Il cammino è lungo e complesso, minacciato dalla fragilità intrinseca dell’uomo; perciò diventa decisivo l’atteggiamento spirituale, un mutamento delle mentalità, una conversione. In questo cammino, la consapevolezza dell’interdipendenza può essere l’inizio della virtù della solidarietà: in ogni società, riconoscendoci come persone gli uni gli altri, in rapporto con i beni della terra, destinati a tutti, e poi tra le nazioni, affinché le più forti si sentano responsabili per le altre. La solidarietà, superando le strutture del peccato, è un cammino verso la pace e lo sviluppo; e, come virtù cristiana, manifesta una dimensione profonda di vera gratitudine, di capacità di perdono e di riconciliazione.
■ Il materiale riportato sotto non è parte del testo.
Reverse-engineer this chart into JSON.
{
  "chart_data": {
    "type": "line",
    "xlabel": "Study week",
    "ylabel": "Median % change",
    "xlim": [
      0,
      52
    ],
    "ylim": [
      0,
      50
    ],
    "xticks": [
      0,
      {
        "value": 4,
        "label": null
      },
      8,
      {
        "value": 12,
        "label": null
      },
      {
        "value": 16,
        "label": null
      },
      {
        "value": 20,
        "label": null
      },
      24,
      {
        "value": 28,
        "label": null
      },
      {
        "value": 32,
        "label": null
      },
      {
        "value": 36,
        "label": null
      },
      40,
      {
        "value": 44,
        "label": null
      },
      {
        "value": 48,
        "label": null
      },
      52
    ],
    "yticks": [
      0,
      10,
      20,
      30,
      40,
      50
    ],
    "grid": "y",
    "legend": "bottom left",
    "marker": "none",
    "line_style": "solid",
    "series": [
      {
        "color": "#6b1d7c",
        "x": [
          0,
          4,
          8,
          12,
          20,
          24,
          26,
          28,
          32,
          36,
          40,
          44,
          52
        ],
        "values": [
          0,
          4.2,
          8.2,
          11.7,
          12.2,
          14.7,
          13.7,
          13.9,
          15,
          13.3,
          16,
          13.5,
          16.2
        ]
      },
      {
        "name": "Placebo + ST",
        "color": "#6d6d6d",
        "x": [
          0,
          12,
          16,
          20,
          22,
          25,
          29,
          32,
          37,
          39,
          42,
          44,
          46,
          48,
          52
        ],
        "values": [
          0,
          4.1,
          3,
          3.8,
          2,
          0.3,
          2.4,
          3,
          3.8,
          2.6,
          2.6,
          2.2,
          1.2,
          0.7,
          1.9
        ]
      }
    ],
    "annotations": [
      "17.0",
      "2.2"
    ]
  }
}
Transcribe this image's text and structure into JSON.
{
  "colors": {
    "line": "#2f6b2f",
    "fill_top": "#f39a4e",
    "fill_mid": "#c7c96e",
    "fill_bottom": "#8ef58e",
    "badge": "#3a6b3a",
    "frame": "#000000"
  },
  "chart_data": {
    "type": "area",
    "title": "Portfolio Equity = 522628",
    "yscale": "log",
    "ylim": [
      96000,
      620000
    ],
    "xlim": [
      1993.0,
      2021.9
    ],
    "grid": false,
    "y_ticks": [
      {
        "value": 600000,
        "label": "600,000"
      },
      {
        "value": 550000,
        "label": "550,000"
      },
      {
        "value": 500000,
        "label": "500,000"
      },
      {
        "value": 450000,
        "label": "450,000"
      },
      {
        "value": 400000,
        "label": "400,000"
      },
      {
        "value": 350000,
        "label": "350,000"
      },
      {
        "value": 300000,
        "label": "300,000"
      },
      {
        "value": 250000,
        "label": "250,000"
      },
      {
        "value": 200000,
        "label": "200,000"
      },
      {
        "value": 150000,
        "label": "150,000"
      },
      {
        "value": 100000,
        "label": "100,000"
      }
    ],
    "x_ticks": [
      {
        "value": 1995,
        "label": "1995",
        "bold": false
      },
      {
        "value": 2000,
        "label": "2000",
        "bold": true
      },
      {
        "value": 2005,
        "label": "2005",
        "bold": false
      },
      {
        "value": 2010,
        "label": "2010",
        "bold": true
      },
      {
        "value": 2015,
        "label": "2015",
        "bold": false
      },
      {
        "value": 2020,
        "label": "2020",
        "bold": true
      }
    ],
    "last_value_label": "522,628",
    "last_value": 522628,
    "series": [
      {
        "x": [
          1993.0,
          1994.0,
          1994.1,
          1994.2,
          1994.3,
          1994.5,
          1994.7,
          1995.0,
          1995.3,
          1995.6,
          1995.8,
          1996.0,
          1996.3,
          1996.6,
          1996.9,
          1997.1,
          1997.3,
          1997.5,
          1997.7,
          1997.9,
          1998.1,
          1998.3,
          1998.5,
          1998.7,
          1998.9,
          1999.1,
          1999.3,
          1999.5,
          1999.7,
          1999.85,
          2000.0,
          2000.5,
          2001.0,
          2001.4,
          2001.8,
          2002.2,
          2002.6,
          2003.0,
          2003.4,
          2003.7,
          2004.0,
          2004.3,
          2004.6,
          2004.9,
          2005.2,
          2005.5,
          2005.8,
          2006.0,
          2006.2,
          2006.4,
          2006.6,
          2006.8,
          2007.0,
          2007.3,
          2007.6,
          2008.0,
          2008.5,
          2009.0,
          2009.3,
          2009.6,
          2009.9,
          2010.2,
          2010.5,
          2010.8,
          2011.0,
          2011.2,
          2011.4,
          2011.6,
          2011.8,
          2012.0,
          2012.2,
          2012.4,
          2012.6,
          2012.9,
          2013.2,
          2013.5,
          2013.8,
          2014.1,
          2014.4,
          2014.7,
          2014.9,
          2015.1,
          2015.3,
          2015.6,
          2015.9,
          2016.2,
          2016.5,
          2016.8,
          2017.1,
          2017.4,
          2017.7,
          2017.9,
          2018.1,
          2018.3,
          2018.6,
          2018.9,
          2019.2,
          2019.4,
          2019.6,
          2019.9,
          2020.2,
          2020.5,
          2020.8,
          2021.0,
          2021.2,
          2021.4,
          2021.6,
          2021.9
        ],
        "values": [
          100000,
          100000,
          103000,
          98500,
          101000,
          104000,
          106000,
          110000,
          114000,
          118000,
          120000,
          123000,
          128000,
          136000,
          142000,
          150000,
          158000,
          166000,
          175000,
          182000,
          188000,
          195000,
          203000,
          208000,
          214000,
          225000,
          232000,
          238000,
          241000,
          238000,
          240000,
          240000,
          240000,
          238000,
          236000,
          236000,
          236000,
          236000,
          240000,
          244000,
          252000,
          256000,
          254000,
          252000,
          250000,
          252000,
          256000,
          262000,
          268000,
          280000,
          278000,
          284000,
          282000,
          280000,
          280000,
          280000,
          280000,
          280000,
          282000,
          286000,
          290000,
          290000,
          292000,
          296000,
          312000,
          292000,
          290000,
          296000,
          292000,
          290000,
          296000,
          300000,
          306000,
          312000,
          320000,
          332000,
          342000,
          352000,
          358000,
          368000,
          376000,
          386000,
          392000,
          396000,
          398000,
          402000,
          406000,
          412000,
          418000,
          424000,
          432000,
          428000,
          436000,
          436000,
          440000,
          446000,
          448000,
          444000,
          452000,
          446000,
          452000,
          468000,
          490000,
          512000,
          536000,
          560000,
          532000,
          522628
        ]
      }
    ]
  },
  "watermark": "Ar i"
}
La Chiesa non offre ideologie alternative né soluzioni tecniche; ma fa presente, in quanto esperta in umanità, che lo sviluppo non è un problema meramente tecnico. Di fronte alla dimensione mondiale della questione sociale, mossa dal suo amore preferenziale verso i poveri, la Chiesa sente il dovere di far vedere le autentiche dimensioni umane dei problemi economici, sociali e anche tecnici (42). Concretamente, di fronte all’enorme problema della povertà e del sottosviluppo, alcune riforme sono senz’altro necessarie: quella del sistema internazionale del commercio, del sistema monetario e finanziario mondiale, l'interscambio delle tecnologie, la revisione delle strutture degli organismi internazionali (43).

"I popoli e gli individui aspirano alla loro liberazione". Di fronte alla tentazione della disperazione, la Chiesa afferma con forza la possibilità di superare gli ostacoli che si oppongono allo sviluppo e a una autentica liberazione, fiduciosa nella promessa divina che impedisce che la storia dell’uomo si chiuda al regno di Dio e, fiduciosa nell’uomo, nel quale non abita soltanto il peccato, bensì anche una bontà fondamentale, poiché è immagine del Creatore, sulla quale influiscono l’amore vicino del Redentore e l’azione efficace del suo Spirito (47).